Re: [PATCH v3 11/18] dmaengine: idxd: ims setup for the vdcm

From: Thomas Gleixner
Date: Wed Sep 30 2020 - 15:57:27 EST


On Tue, Sep 15 2020 at 16:28, Dave Jiang wrote:
> diff --git a/drivers/dma/Kconfig b/drivers/dma/Kconfig
> index a39392157dc2..115a8f49aab3 100644
> --- a/drivers/dma/Kconfig
> +++ b/drivers/dma/Kconfig
> @@ -301,6 +301,7 @@ config INTEL_IDXD_MDEV
> depends on INTEL_IDXD
> depends on VFIO_MDEV
> depends on VFIO_MDEV_DEVICE
> + depends on IMS_MSI_ARRAY

select?

> int idxd_mdev_host_init(struct idxd_device *idxd)
> {
> struct device *dev = &idxd->pdev->dev;

> + ims_info.max_slots = idxd->ims_size;
> + ims_info.slots = idxd->reg_base + idxd->ims_offset;
> + dev->msi_domain =
> pci_ims_array_create_msi_irq_domain(idxd->pdev, &ims_info);

1) creating the domain can fail and checking the return code is overrated

2) dev_set_msi_domain() exists for a reason. If we change any of this in
struct device then we can chase all the open coded mess in drivers
like this.

Also can you please explain how this is supposed to work?

idxd->pdev is the host PCI device. So why are you overwriting the MSI
domain of the underlying host device? This works by chance because you
allocate the regular MSIX interrupts for the host device _before_
invoking this.

IIRC, I provided you ASCII art to show how all of this is supposed to be
structured...

> int vidxd_send_interrupt(struct vdcm_idxd *vidxd, int msix_idx)
> {
> int rc = -1;
> @@ -44,15 +46,63 @@ int vidxd_send_interrupt(struct vdcm_idxd *vidxd, int msix_idx)
> return rc;
> }
>
> +#define IMS_PASID_ENABLE 0x8
> int vidxd_disable_host_ims_pasid(struct vdcm_idxd *vidxd, int ims_idx)
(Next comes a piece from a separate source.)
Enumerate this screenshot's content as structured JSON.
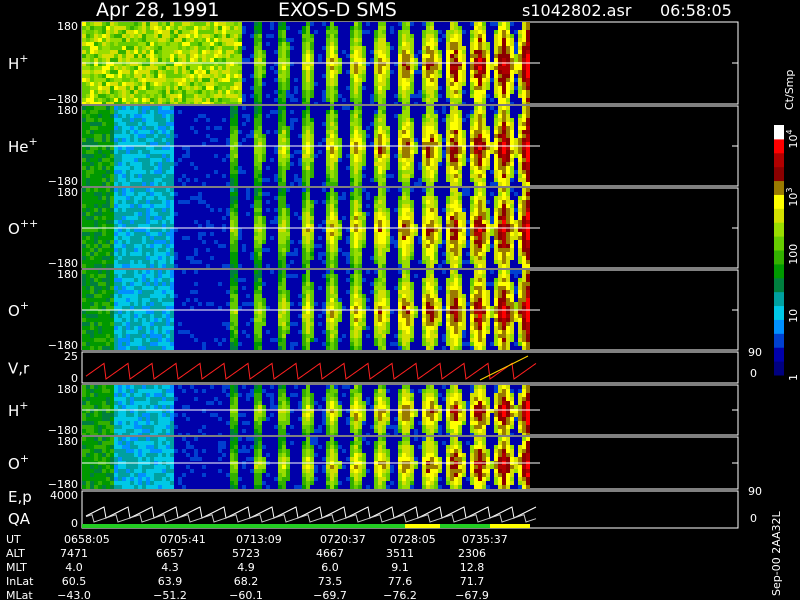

Yet more unreadable glue. The coding style of this stuff is horrible.

> {
> - /* PLACEHOLDER */
> + struct mdev_device *mdev = vidxd->vdev.mdev;
> + struct device *dev = mdev_dev(mdev);
> + unsigned int ims_offset;
> + struct idxd_device *idxd = vidxd->idxd;
> + u32 val;
> +
> + /*
> + * Current implementation limits to 1 WQ for the vdev and therefore
> + * also only 1 IMS interrupt for that vdev.
> + */
> + if (ims_idx >= VIDXD_MAX_WQS) {
> + dev_warn(dev, "ims_idx greater than vidxd allowed: %d\n", ims_idx);

This warning text makes no sense whatsoever.

> + return -EINVAL;
> + }
> +
> + ims_offset = idxd->ims_offset + vidxd->ims_index[ims_idx] * 0x10;
> + val = ioread32(idxd->reg_base + ims_offset + 12);
> + val &= ~IMS_PASID_ENABLE;
> + iowrite32(val, idxd->reg_base + ims_offset + 12);

*0x10 + 12 !?!?

Reusing struct ims_slot from the irq chip driver would not be convoluted
enough, right?

Aside of that this is fiddling in the IMS storage array behind the irq
chips back without any comment here and a big fat comment about the
shared usage of ims_slot::ctrl in the irq chip driver.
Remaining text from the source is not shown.